Date: 4th August, 2017 | Author: David Hadley | Comments: 0
A company is subject to corporation tax on its worldwide profits if it UK tax resident. It is UK tax resident if it is incorporated in the UK or its place of central management and control is in the UK. Central management and control is, broadly, where the highest level of control of the business of the company is exercised. It is usually therefore found with the company’s board of directors. While, other persons, such as controlling shareholders, can influence the board it should not affect the residence provided the board still make the actual decisions.
A recent tax case, held at the First-Tier Tribunal (“FTT”) Developments Securities (No 9) Limited and others  UKFTT 565 (TC) sheds further light on corporate residence.
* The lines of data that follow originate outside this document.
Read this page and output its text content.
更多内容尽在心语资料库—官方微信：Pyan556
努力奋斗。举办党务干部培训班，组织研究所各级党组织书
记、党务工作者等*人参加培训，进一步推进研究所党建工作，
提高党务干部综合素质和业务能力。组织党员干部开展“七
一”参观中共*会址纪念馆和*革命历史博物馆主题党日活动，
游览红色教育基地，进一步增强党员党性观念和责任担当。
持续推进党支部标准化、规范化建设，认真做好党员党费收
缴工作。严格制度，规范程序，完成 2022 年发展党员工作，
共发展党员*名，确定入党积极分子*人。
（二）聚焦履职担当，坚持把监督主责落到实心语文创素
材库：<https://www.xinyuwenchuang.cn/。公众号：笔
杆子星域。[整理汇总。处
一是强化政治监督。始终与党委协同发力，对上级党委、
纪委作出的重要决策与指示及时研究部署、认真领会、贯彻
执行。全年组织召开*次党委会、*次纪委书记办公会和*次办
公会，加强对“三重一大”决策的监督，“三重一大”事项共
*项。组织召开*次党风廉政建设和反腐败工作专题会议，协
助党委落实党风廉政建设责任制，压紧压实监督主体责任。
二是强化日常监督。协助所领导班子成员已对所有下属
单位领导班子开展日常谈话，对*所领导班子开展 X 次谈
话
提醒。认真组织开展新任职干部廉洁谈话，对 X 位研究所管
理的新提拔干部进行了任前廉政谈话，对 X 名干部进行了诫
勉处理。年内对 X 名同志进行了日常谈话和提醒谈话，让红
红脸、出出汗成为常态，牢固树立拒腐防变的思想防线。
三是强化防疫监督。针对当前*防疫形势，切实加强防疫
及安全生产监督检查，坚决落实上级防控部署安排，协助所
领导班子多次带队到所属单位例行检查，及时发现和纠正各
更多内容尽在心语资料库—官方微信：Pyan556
Development Securities Group entered into a scheme to mitigate UK tax which to work needed certain Jersey incorporated companies to not be UK tax resident.
The FTT considered, based on the specific facts of the case that “from the outset. In the act of agreeing to take on the engagement, the Jersey directors were in reality agreeing to implement what the parent had already at that point in effect decided to do”. The parent, rather than the directors, therefore exercised central management and control.
It is recommended that taxpayers with offshore companies review their residence status in the light of this case. In particular, as to whether or not there are commercial justifications for the directors making particular decisions and also as to whether or not the company was formed merely to perform a single act or carries on an ongoing function.